Non rientrano da permesso premio:evasi 2 ergastolani da Rebibbia

Non rientrano da permesso premio:evasi 2 ergastolani da Rebibbia

Roma, 14 apr. (Apcom) – Due ergastolani sono evasi dal carcere di Rebibbia a Roma: in permesso premio per le vacanze pasquali, non sono rientrati. Lo riferisce Donato Capece segretario generale del Sappe, Sindacato autonomo polizia penitenziaria, che però avverte: “Non si deve condannare il sistema dei permessi premio, altrimenti il carcere esplode”. I due evasi sono Cesare Genova e Alberto Hernandez Maggiore, 40 e 45 anni, dovevano scontare una condanna all’ergastolo per omicidio. Ma avendo trascorso 11 anni in cella e avendo mostrato segni di “ravvedimento”, l’equipe di trattamento, con l’ok dell’istituto, ha proposto e il

tribunale di sorveglianza ha concesso il permesso premio, spiega Capece. Tutto secondo la legge. I due infatti durante i loro anni in carcere si erano mostrati detenuti modello, “si erano comportati egregiamente” e avevano partecipato ai programmi di lavori socialmente, come la pulizia della scuola di polizia penitenziaria di via Brava. Così è arrivato il permesso premio, ma i due non sono rientrati e da domenica scorsa sono formalmente evasi. Non solo, l’evasione era pianificata: gli agenti hanno trovato nella cella di uno dei due una lettera della compagna dove si parla di un piano di evasione.
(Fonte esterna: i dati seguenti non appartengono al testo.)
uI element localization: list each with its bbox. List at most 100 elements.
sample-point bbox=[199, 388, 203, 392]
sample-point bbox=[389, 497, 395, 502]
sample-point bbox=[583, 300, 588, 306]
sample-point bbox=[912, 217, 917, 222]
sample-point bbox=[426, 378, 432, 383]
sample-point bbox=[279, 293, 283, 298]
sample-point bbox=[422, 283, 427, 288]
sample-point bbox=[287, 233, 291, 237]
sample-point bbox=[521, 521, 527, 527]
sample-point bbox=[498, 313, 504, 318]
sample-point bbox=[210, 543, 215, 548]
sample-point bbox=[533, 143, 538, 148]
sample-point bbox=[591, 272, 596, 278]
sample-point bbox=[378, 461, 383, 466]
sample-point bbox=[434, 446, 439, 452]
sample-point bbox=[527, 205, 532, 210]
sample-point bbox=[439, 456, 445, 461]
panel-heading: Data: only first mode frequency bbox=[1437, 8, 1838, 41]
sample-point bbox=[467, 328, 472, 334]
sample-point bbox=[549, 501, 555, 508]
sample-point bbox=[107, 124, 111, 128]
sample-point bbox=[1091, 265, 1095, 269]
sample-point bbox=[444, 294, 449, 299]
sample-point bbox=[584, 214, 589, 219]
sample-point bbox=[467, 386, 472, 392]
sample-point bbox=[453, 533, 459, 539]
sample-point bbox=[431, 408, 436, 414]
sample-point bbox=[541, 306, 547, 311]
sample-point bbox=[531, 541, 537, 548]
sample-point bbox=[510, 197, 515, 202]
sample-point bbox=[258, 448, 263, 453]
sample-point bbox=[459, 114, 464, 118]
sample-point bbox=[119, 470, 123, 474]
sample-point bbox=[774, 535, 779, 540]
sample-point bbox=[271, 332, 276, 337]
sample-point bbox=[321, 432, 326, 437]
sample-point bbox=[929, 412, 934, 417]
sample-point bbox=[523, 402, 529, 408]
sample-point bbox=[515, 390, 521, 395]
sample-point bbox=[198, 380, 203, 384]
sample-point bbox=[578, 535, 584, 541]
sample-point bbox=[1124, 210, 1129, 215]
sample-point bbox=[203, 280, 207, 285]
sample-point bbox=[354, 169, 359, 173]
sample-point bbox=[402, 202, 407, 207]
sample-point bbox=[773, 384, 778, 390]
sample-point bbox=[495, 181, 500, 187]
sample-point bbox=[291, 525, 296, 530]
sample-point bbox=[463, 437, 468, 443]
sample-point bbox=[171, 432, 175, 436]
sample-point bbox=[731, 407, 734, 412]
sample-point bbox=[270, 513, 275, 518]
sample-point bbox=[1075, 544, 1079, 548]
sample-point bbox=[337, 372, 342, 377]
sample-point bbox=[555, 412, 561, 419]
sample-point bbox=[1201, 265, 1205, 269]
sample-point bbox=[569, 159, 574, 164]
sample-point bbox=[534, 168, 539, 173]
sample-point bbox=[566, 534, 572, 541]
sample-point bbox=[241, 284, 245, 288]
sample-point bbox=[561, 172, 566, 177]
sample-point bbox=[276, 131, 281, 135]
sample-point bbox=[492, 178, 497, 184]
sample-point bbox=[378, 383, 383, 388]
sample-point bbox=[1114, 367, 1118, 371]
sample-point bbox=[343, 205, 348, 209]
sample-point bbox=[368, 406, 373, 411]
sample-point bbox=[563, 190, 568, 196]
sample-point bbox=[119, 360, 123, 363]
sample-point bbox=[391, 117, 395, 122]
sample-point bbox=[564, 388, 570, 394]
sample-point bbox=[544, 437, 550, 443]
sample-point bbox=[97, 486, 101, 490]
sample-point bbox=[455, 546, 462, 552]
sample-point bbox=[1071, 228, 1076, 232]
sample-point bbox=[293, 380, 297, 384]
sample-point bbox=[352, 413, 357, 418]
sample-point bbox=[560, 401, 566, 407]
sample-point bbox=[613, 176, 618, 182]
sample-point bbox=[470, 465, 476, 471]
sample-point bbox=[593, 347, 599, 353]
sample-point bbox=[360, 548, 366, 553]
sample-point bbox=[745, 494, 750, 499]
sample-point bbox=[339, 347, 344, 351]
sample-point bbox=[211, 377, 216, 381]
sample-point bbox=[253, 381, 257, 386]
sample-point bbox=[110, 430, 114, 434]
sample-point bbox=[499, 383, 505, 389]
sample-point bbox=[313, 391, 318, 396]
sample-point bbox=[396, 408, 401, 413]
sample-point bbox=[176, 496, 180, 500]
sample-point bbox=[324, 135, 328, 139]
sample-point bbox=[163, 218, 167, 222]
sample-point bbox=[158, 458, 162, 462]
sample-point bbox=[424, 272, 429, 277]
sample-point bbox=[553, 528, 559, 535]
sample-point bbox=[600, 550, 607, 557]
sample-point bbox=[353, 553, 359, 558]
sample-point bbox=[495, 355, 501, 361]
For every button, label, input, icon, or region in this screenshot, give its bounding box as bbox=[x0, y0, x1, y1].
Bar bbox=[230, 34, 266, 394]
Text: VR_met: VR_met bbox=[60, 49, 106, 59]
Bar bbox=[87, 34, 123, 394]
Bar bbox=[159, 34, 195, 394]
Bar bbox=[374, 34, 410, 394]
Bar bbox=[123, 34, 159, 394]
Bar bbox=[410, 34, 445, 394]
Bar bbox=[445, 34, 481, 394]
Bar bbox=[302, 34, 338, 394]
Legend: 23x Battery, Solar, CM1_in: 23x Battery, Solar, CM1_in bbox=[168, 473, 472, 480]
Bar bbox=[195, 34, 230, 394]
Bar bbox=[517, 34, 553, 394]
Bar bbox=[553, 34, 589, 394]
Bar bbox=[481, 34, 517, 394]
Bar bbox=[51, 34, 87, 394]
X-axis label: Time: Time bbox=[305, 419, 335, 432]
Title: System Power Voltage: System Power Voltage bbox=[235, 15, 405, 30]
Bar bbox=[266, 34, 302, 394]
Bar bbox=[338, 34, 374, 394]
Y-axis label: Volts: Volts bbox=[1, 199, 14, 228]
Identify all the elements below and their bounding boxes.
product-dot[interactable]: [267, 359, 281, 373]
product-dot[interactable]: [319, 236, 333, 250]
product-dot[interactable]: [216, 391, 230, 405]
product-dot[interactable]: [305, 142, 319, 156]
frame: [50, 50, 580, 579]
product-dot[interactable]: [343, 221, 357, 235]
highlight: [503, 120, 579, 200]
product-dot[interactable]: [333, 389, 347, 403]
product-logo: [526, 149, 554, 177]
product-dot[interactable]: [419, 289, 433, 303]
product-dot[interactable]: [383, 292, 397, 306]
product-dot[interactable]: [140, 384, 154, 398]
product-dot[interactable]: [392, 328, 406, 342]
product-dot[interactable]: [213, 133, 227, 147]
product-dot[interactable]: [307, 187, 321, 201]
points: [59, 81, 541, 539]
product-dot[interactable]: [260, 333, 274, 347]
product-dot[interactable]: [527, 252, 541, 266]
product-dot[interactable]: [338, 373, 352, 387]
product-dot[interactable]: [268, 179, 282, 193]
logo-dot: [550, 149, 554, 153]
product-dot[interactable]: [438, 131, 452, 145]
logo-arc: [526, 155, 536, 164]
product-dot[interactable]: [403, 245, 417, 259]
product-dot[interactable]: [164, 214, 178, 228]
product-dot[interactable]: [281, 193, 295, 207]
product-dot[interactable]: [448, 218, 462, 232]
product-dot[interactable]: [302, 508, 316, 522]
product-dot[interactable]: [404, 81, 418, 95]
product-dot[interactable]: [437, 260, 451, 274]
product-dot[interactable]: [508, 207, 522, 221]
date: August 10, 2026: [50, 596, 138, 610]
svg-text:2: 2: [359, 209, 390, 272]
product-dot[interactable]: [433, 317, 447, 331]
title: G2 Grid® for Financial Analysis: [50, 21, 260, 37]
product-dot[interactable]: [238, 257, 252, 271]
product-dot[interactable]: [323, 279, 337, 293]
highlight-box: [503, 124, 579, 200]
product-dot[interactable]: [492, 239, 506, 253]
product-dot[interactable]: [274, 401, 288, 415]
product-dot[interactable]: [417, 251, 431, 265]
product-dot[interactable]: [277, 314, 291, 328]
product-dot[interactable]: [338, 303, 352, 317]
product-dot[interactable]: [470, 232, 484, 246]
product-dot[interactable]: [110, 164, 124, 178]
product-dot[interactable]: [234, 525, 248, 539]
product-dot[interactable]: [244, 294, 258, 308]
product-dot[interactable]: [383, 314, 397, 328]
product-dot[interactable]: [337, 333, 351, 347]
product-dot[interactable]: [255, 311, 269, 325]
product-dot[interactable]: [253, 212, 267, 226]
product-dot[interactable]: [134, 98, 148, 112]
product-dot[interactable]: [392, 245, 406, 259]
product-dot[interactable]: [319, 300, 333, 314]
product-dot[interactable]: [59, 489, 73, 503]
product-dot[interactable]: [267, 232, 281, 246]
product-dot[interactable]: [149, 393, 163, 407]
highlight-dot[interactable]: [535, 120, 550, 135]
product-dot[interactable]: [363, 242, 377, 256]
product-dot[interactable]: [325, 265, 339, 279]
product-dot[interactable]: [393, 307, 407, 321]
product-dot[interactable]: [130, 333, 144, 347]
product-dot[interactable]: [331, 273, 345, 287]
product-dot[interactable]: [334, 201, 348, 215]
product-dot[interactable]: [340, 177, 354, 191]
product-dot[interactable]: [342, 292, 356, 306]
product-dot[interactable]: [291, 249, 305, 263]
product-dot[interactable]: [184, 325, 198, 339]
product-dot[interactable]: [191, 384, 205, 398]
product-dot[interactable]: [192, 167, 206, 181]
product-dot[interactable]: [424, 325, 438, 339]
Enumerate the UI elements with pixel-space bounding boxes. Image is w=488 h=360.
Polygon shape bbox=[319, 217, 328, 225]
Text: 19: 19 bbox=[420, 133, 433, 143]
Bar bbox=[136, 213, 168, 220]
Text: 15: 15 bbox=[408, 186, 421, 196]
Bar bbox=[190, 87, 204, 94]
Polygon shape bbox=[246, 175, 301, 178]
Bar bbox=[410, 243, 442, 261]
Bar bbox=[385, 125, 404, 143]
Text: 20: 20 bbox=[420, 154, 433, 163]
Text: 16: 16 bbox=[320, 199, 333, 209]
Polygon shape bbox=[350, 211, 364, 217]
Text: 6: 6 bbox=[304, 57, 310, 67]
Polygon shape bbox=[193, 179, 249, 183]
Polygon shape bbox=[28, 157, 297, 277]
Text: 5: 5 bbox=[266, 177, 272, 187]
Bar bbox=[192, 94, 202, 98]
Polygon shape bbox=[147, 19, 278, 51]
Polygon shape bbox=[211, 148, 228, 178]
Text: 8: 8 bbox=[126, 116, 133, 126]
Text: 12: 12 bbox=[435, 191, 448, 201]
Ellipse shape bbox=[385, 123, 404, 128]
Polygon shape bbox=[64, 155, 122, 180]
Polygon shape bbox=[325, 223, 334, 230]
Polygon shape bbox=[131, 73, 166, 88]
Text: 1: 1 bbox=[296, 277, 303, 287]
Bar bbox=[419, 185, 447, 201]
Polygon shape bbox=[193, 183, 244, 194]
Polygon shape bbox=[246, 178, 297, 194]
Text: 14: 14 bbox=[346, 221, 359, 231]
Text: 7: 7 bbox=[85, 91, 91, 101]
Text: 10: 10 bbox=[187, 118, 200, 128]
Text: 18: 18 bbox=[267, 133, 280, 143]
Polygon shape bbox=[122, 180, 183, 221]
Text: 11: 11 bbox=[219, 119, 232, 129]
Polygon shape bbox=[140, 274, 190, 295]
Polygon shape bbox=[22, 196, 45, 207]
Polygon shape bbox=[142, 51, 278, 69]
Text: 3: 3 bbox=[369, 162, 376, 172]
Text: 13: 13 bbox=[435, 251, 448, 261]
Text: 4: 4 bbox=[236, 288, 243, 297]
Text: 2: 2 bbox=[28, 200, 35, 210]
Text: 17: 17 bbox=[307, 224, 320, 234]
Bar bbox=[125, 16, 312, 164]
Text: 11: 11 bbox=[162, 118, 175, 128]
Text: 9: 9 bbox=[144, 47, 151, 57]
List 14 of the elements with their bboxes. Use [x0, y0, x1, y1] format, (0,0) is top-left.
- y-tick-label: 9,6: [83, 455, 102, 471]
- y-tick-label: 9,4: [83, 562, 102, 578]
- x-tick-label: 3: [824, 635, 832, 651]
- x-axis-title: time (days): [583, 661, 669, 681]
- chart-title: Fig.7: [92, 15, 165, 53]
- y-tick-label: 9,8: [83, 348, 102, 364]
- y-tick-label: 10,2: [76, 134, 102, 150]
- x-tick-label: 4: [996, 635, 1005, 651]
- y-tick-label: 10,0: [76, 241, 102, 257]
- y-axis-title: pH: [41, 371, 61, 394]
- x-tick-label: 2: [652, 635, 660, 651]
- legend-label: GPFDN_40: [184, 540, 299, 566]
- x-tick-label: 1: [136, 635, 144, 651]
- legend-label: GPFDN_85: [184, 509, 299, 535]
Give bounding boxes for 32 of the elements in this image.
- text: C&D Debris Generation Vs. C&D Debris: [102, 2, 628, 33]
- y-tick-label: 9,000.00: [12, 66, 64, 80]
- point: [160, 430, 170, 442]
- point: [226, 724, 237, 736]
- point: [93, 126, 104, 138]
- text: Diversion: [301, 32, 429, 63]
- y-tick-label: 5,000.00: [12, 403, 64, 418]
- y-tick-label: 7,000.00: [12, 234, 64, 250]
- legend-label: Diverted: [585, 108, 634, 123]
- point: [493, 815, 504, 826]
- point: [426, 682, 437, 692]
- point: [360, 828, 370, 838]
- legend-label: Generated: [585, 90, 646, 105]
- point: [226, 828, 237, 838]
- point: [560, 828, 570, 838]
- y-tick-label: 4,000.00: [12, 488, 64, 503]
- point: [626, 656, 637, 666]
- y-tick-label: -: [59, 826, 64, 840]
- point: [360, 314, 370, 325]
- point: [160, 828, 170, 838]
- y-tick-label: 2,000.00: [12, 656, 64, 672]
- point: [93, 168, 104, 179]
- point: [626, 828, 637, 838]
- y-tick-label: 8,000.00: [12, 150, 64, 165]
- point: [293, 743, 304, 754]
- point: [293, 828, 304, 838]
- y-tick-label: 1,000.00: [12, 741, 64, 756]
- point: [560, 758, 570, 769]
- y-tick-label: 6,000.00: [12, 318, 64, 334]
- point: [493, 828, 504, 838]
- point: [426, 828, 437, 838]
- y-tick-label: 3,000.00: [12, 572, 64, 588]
“I nostri agenti sono al lavoro e partecipano attivamente alle ricerche”, dice Capece, e soprattutto avverte: “Prima cosa non fare di tutta l’erba un fascio, allo scadere i detenuti che hanno avuto un permesso premio, e che quindi si sono comportati in modo tale da ottenerlo, tornano in carcere. I due evasi da Rebibbia hanno tradito la fiducia dello Statoe ne pagherabno le conseguenze, m aattenti a condannare i permessi premio: se oggi il carcere regge è perchè diamo la speranza a chi è ristretto di avere una misura alternativa, senza speranza il carcere esplode”.